Massachusetts AG Martha Coakley announced this week that she’s suing the big banks for mortgage fraud. Be still, my heart!
So you can see a noose tightening around the necks of the banks, who would like nothing better than to strike a deal where AGs release them from liability in return for a nominal fee. Not all the AGs are willing to take that step, as detailed above. And now, Coakley, who has been very good on this issue, is out with perhaps the most wide-ranging lawsuit against the big banks over foreclosure fraud. Recall that some favorable court rulings in Massachusetts, including the Ibanez case, have ruled that banks don’t have standing to foreclose in cases where they improperly assigned mortgages. That is part of the case law in Massachusetts, making it a fertile environment in which to pursue this case.
According to the Boston Globe MERS is also named in the lawsuit:
The suit, filed in Suffolk Superior Court, also names the private company Mortgage Electronic Registration System Inc. and its parent, MERSCORP Inc., as defendants, according to the attorney general’s office.
“The AG’s lawsuit seeks accountability for the banks’ unlawful and deceptive conduct in the foreclosure process, including unlawful foreclosures, false documentation and robo-signing, MERS, and deceptive practices related to loan modifications,’’ the news release from Coakley’s office said.
Yves Smith at Naked Capitalism:
GMAC is trying to get other big banks to follow suit. I hope the state and other groups that do substantial financial business with banks (largish churches are also attractive clients) make it clear than any effort to punish the state for enforcing the law will be met by moving their accounts to smaller institutions that respect the law.
From the Wall Street Journal:
GMAC Mortgage, the mortgage lender of Ally Financial Inc., is exiting the vast majority of its lending in Massachusetts a day after the state sued it over its foreclosure practices.
The nation’s fifth-largest mortgage originator said it “has taken this action because recent developments have led mortgage lending in Massachusetts to no longer be viable,” ratcheting up the high-stakes mortgage fight there….
GMAC Mortgage will stop purchasing loans from correspondent lenders and wholesale brokers, which makes up the majority of the company’s business. The lender said it was “disappointed” but that “it has an obligation to manage risks and deploy capital in an appropriate manner and in a way that protects the investment of the U.S. taxpayer.”
Get a load of the sanctimoniousness. Since when do the interests of investors trump the rule of law? In fact, the logic is backwards, since investors are not well protected in a regime where laws are not respected. Does anyone want to invest in, say, Somalia?
Reader MBS Guy notes by e-mail:
Ally will stop lending in the state.
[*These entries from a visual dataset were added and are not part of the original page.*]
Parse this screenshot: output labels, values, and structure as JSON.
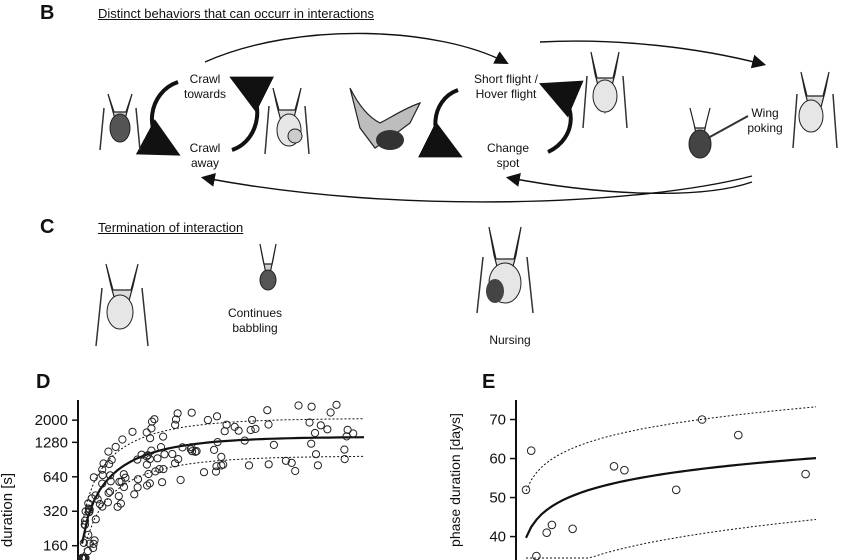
{
  "panel_b": {
    "letter": "B",
    "heading": "Distinct behaviors that can occurr in interactions",
    "labels": {
      "crawl_towards": [
        "Crawl",
        "towards"
      ],
      "crawl_away": [
        "Crawl",
        "away"
      ],
      "short_flight": [
        "Short flight /",
        "Hover flight"
      ],
      "change_spot": [
        "Change",
        "spot"
      ],
      "wing_poking": [
        "Wing",
        "poking"
      ]
    }
  },
  "panel_c": {
    "letter": "C",
    "heading": "Termination of interaction",
    "labels": {
      "continues_babbling": [
        "Continues",
        "babbling"
      ],
      "nursing": "Nursing"
    }
  },
  "chart_data": [
    {
      "panel": "D",
      "type": "scatter",
      "ylabel": "duration [s]",
      "yscale": "log",
      "ytick_labels": [
        "2000",
        "1280",
        "640",
        "320",
        "160"
      ],
      "ytick_values": [
        2000,
        1280,
        640,
        320,
        160
      ],
      "ylim": [
        120,
        3000
      ],
      "grid": false,
      "fit_line": true,
      "confidence_band": true
    },
    {
      "panel": "E",
      "type": "scatter",
      "ylabel": "phase duration [days]",
      "ytick_labels": [
        "70",
        "60",
        "50",
        "40"
      ],
      "ytick_values": [
        70,
        60,
        50,
        40
      ],
      "ylim": [
        34,
        75
      ],
      "grid": false,
      "fit_line": true,
      "confidence_band": true,
      "points": [
        {
          "x": 1,
          "y": 52
        },
        {
          "x": 2,
          "y": 62
        },
        {
          "x": 3,
          "y": 35
        },
        {
          "x": 5,
          "y": 41
        },
        {
          "x": 6,
          "y": 43
        },
        {
          "x": 10,
          "y": 42
        },
        {
          "x": 18,
          "y": 58
        },
        {
          "x": 20,
          "y": 57
        },
        {
          "x": 30,
          "y": 52
        },
        {
          "x": 35,
          "y": 70
        },
        {
          "x": 42,
          "y": 66
        },
        {
          "x": 55,
          "y": 56
        }
      ]
    }
  ]
}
Now litigation costs are too high in Massachusetts, according to Ally Bank, which is 74 percent owned by the US Treasury.
This is a bit funny, since the lawsuit involves issues with loans which were originated and, generally foreclosed, in the past. Ally has said that they have fixed all of their robo-signing issues, so it shouldn’t be a problem for newly originated loans.
Given its ownership structure, is this a pissy message to Massachusetts from Ally itself, or from its majority shareholder for tanking the AG Task Force?
And get a load of this part by an industry mouthpiece:
“It also sends a signal to Massachusetts and other states that if you make it difficult for lenders to act they will take their business elsewhere,” Mr. [Guy] Cecala of Inside Mortgage Finance said of GMAC’s decision. “There is no law you have to operate in all 50 states.”